Bl. John Henry Cardinal Newman in the fourth discourse of The Idea of a University, in part seven:
We are not living in an age of wealth and loyalty, of pomp and stateliness, of time-honoured establishments, of pilgrimage and penance, of hermitages and convents in the wild, and of fervent populations supplying the want of education by love, and apprehending in form and symbol what they cannot read in books. Our rules and our rubrics have been altered now to meet the times, and hence an obsolete discipline may be a present heresy.
In part eight:
Many men there are, who, devoted to one particular subject of thought, and making its principles the measure of all things, become enemies to Revealed Religion before they know it, and, only as time proceeds, are aware of their own state of mind.

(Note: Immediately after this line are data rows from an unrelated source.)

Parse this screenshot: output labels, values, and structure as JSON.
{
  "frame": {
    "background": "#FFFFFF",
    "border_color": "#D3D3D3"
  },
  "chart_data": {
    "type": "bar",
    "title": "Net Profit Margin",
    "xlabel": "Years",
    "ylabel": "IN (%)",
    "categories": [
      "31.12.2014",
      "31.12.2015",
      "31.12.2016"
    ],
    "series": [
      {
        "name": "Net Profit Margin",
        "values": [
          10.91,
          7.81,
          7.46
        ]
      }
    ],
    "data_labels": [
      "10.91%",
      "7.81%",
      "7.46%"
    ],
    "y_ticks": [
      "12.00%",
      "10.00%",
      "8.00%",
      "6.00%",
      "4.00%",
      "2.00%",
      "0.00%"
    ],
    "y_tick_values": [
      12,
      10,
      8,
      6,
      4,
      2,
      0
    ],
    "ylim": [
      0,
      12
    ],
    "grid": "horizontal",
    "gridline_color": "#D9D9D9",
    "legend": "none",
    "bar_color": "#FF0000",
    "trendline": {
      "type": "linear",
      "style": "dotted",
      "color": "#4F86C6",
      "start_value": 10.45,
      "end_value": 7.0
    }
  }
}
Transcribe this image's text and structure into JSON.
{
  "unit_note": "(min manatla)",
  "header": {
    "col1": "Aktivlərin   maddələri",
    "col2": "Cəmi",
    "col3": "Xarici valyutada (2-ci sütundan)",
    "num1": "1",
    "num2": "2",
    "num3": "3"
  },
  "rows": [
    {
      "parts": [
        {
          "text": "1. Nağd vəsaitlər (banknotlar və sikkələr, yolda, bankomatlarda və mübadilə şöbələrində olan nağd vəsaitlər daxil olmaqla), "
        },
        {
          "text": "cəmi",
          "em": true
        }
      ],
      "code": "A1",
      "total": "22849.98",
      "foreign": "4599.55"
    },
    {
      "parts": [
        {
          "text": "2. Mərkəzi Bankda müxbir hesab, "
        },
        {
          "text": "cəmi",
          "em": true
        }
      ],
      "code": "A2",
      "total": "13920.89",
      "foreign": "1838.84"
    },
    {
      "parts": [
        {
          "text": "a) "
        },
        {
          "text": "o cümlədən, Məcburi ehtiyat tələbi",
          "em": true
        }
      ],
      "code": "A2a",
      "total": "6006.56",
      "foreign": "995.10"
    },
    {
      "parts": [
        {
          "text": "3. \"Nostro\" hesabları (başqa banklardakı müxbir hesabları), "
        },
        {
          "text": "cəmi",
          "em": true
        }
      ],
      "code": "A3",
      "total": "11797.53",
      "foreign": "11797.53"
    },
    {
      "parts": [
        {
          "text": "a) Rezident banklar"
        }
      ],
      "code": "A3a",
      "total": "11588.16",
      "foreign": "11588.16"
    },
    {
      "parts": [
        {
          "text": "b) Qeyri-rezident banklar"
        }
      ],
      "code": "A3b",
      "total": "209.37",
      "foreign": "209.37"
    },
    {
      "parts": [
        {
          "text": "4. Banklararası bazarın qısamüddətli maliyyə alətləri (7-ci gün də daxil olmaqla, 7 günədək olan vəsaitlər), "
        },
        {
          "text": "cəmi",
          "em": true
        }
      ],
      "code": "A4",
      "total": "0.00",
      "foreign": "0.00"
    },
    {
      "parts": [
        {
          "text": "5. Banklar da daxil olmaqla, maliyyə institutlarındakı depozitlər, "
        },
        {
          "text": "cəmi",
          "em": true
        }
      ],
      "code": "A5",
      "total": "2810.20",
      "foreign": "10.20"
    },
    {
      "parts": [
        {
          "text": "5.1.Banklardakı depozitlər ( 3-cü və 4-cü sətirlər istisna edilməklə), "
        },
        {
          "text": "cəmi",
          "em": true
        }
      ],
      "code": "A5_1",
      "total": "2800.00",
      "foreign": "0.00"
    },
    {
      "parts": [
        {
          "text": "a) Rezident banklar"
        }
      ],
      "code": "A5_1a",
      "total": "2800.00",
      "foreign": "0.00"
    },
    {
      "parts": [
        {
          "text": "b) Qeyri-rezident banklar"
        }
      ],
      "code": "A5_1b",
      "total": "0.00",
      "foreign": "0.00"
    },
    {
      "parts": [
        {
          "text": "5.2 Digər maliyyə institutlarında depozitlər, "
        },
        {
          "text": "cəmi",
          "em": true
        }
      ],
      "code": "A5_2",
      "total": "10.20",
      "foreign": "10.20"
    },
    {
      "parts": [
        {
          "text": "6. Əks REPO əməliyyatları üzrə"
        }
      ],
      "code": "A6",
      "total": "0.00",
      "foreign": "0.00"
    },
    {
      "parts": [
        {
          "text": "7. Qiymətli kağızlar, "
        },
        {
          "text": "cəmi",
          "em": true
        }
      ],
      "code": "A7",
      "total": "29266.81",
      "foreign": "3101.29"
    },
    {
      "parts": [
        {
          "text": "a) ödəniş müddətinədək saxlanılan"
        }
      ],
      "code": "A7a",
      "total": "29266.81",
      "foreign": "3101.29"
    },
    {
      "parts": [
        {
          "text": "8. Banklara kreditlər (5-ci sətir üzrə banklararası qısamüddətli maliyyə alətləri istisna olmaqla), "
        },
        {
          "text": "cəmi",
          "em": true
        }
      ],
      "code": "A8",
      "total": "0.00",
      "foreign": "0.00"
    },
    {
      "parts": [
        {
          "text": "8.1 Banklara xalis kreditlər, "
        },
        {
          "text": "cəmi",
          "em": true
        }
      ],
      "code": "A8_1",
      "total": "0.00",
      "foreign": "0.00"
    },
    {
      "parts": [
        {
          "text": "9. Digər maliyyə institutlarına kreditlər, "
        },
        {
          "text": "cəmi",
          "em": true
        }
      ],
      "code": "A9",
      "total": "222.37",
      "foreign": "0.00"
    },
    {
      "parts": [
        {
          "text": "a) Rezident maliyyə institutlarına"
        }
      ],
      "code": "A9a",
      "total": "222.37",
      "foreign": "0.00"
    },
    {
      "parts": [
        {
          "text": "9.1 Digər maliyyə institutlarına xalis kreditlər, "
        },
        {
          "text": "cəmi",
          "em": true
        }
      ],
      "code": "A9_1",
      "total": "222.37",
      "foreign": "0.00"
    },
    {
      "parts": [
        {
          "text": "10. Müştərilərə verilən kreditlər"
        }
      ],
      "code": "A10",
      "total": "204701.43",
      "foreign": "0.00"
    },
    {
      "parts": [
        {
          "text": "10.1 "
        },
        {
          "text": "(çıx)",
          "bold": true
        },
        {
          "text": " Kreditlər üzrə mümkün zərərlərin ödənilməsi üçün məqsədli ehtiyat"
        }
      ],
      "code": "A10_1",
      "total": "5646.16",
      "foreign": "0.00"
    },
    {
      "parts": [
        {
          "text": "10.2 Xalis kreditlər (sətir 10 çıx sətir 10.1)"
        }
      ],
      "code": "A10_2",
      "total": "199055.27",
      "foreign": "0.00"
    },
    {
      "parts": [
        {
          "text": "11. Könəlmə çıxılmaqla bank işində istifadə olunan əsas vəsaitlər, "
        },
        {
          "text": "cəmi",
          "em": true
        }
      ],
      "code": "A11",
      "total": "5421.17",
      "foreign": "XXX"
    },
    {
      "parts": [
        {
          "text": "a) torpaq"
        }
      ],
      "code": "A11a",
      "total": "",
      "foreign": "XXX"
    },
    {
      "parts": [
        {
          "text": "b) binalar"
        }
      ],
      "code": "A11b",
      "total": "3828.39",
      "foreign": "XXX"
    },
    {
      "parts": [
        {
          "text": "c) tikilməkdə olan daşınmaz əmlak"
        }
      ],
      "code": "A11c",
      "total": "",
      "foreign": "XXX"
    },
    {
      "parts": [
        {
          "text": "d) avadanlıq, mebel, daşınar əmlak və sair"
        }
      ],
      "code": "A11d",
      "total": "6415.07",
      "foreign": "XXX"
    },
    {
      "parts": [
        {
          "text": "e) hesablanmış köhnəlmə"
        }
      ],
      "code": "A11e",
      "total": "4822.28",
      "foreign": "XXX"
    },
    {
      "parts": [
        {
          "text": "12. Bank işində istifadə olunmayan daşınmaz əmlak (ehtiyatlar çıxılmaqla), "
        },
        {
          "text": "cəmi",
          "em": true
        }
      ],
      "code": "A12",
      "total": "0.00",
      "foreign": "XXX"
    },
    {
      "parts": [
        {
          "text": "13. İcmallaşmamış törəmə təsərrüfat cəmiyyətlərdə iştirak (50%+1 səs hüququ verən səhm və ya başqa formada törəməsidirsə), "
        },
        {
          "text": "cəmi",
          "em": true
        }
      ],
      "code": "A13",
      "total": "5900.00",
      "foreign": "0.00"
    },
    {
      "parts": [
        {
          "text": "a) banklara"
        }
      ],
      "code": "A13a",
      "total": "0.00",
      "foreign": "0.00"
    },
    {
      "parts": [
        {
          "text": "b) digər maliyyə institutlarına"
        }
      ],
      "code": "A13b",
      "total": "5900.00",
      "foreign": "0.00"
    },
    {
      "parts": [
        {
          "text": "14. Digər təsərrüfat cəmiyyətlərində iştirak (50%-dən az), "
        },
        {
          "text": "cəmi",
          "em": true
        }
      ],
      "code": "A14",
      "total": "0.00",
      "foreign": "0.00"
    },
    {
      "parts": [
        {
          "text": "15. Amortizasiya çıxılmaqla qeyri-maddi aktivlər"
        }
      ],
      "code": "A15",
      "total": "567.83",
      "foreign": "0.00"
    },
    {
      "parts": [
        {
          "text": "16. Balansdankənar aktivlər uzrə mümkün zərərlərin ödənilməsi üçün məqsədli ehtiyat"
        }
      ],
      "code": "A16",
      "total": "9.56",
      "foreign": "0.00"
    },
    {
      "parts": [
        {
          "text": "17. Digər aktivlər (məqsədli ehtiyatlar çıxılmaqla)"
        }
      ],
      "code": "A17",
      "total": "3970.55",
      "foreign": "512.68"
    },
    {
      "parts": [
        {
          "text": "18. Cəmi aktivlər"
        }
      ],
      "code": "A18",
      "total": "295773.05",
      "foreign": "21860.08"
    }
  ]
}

These, if they are writers or lecturers, while in this state of unconscious or semi-concious unbelief, scatter infidel principles under the garb and colour of Christianity; and this, simply because they have made their own science, whatever is is, Political Economy, or Geology, or Astronomy, to the neglect of Theology, the centre of all truth, and view every part or the chief parts of knowledge as if developed from it, and to be tested and determined by its principles.
In part twelve:
I am not denying, I am granting, I am assuming, that there is reason and truth in the "leading ideas," as they are called, and "large views" of scientific men; I only say that, though they speak truth, they do not speak the whole truth; that they speak a narrow truth, and think it a broad truth; that their deductions must be compared with other truths, which are acknowledged to be truths, in order to verify, complete, and correct them. They say what is true, exceptis excipiendis; what is true, but requires guarding; true, but must not be ridden too hard, or made what is called a hobby; true, but not the measure of all things; true, but if thus inordinately, extravagantly, ruinously carried out, in spite of other sciences, in spite of Theology, sure to become but a great bubble, and to burst.